A review by sierra_color
Fairy Dust and the Quest for the Egg by Gail Carson Levine

5.0

God— I first read this book over ten years ago. I grew up with it. It’s so.. amazing and wonderful to reread, or in this case listen, since I listened to the audio book. I can’t begin to describe the feelings that came back to me while listening— flashes of my childhood, of sitting in a lonely apartment, late at night, looking though a pile of books as the TV flashed blue, and finding this gem. Me, reading it for the first time, dipping into a world far my own. Me, breezing through it, addicted, reaching the end.

This was the first book I reread. I used to have this ridiculous rule of never rereading books or novels, but this one broke it.
It was summer, hot outside, I lived in a cramped house now with my grandmother. I didn’t have the greatest childhood, having a druggie of a mom and a drunk of a grandmother prevented that.

This book, with its purple hard cover lured me in again, whispering words of a different world, one where Prilla heard me, understood what it felt like to be alone. Knew how hard it was to not fit in.

I always reread this book, to the point where I’d even reread it in class, it was my favorite. Looking back, fairy dust and the quest for the egg got me into writing, made me understand the power of words. When Prilla was lonely or being scolded for messing up, I felt that. I heard that. It resonated with me. My mother and grandmother would say similar things to me. And Prilla was the one who understood it all, who didn’t find me and my reading weird, who just.. was a friend.

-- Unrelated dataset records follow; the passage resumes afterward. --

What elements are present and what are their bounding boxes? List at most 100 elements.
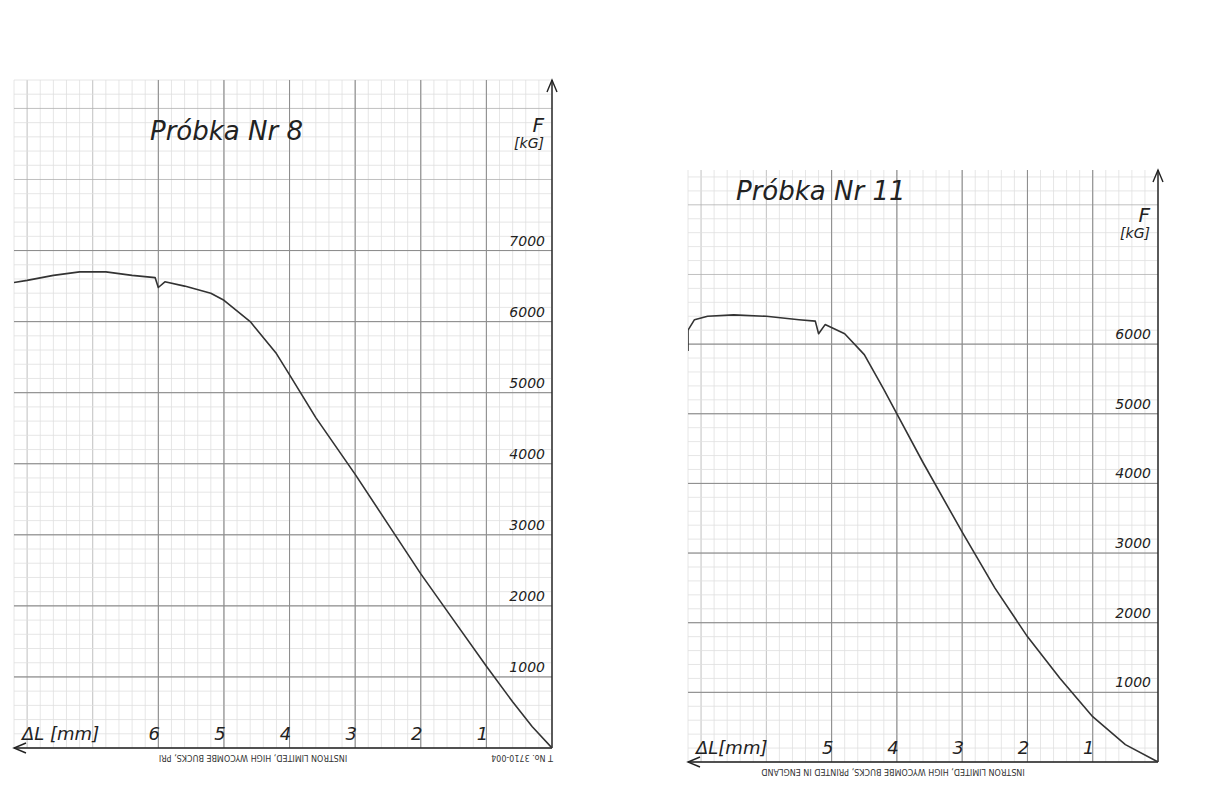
paper-line xyxy=(14,719,552,720)
title: Próbka Nr 8 xyxy=(150,116,303,146)
paper-line xyxy=(223,80,224,748)
paper-line xyxy=(14,378,552,379)
paper-line xyxy=(14,534,552,535)
paper-line xyxy=(14,264,552,265)
x-tick-label: 4 xyxy=(280,723,291,744)
grid-line xyxy=(1027,170,1028,762)
paper-line xyxy=(197,80,198,748)
paper-line xyxy=(132,80,133,748)
paper-line xyxy=(688,580,1158,581)
x-tick-label: 1 xyxy=(477,723,488,744)
paper-line xyxy=(844,170,845,762)
paper-line xyxy=(302,80,303,748)
force-curve xyxy=(14,272,552,748)
y-axis xyxy=(1157,170,1158,762)
paper-line xyxy=(14,80,552,81)
paper-line xyxy=(688,218,1158,219)
y-axis-title: F[kG] xyxy=(1120,203,1150,241)
paper-line xyxy=(688,525,1158,526)
paper-line xyxy=(14,563,552,564)
grid-line xyxy=(688,692,1158,693)
x-tick-label: 5 xyxy=(214,723,225,744)
y-tick-label: 3000 xyxy=(509,517,545,533)
paper-line xyxy=(14,236,552,237)
paper-line xyxy=(962,170,963,762)
paper-line xyxy=(688,358,1158,359)
paper-line xyxy=(688,399,1158,400)
data-layer xyxy=(688,315,1158,762)
grid-line xyxy=(831,170,832,762)
paper-line xyxy=(779,170,780,762)
paper-line xyxy=(688,678,1158,679)
paper-line xyxy=(688,274,1158,275)
tick-labels: 1234561000200030004000500060007000 xyxy=(149,233,545,744)
paper-line xyxy=(714,170,715,762)
paper-line xyxy=(237,80,238,748)
paper-line xyxy=(14,748,552,749)
paper-line xyxy=(688,622,1158,623)
graph-paper xyxy=(688,170,1158,762)
grid-line xyxy=(896,170,897,762)
x-tick-label: 6 xyxy=(149,723,160,744)
x-tick-label: 1 xyxy=(1083,737,1094,758)
paper-line xyxy=(688,497,1158,498)
paper-line xyxy=(1001,170,1002,762)
grid-line xyxy=(289,80,290,748)
paper-line xyxy=(688,608,1158,609)
y-tick-label: 3000 xyxy=(1115,535,1151,551)
paper-line xyxy=(14,605,552,606)
x-axis-title: ΔL [mm] xyxy=(20,723,99,744)
paper-line xyxy=(14,705,552,706)
y-axis-title-part: [kG] xyxy=(1120,225,1150,241)
grid-line xyxy=(14,392,552,393)
paper-line xyxy=(688,427,1158,428)
y-axis-title-part: F xyxy=(1138,203,1150,227)
paper-line xyxy=(688,469,1158,470)
y-tick-label: 6000 xyxy=(1115,326,1151,342)
paper-line xyxy=(688,636,1158,637)
paper-line xyxy=(688,413,1158,414)
force-curve xyxy=(688,315,1158,762)
paper-line xyxy=(688,762,1158,763)
paper-line xyxy=(171,80,172,748)
data-layer xyxy=(14,272,552,748)
paper-line xyxy=(688,246,1158,247)
x-axis-arrow xyxy=(688,757,700,767)
paper-line xyxy=(1105,170,1106,762)
paper-line xyxy=(40,80,41,748)
grid-line xyxy=(486,80,487,748)
paper-line xyxy=(688,170,689,762)
paper-line xyxy=(433,80,434,748)
y-tick-label: 1000 xyxy=(1115,674,1151,690)
paper-line xyxy=(688,371,1158,372)
paper-line xyxy=(486,80,487,748)
paper-line xyxy=(688,706,1158,707)
paper-line xyxy=(14,520,552,521)
paper-line xyxy=(14,179,552,180)
paper-line xyxy=(818,170,819,762)
paper-line xyxy=(315,80,316,748)
paper-line xyxy=(14,577,552,578)
paper-line xyxy=(420,80,421,748)
paper-line xyxy=(805,170,806,762)
tick-labels: 12345100020003000400050006000 xyxy=(822,326,1151,758)
paper-line xyxy=(14,207,552,208)
y-axis xyxy=(551,80,552,748)
paper-line xyxy=(447,80,448,748)
grid-line xyxy=(688,344,1158,345)
paper-line xyxy=(1040,170,1041,762)
paper-line xyxy=(14,307,552,308)
paper-line xyxy=(145,80,146,748)
paper-line xyxy=(14,293,552,294)
paper-line xyxy=(857,170,858,762)
y-axis-title: F[kG] xyxy=(514,113,544,151)
axes xyxy=(14,80,557,753)
grid-line xyxy=(158,80,159,748)
paper-line xyxy=(14,691,552,692)
chart-root: 1234561000200030004000500060007000Próbka… xyxy=(0,0,1208,790)
paper-line xyxy=(688,302,1158,303)
paper-line xyxy=(14,406,552,407)
x-tick-label: 3 xyxy=(345,723,356,744)
panel: 12345100020003000400050006000Próbka Nr 1… xyxy=(688,170,1163,776)
grid-line xyxy=(14,534,552,535)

I haven’t read this gem in years, mainly because I lost my copy. But when I found the audiobook I was hesitant, because I’m not used to the medium, and this one was (ironically, in a way) my first audiobook. When I began listening, I was transported into neverland again, flickering through stages of my life— a lonely fourth grader, a curious fifth grader with a hunger for knowledge, a passionate middle schooler with a love for fairy tales. This book was one of the truly good things from my childhood, it kept wonder and hope alive in me, told me that even though I’m weird, or different, or lonely, there’s someone out there, beyond the lonely bedroom window, who’ll love me just for me.

I can’t thank this book enough for that lesson, because lonely little me needed that in her heart. I hope whoever reads this review and has children passes this blessing of a book onto them, or whoever’s feeling lonely goes to their library and finds this gem, because they’ll feel the same way I did after reading it over and over— they’ll feel loved.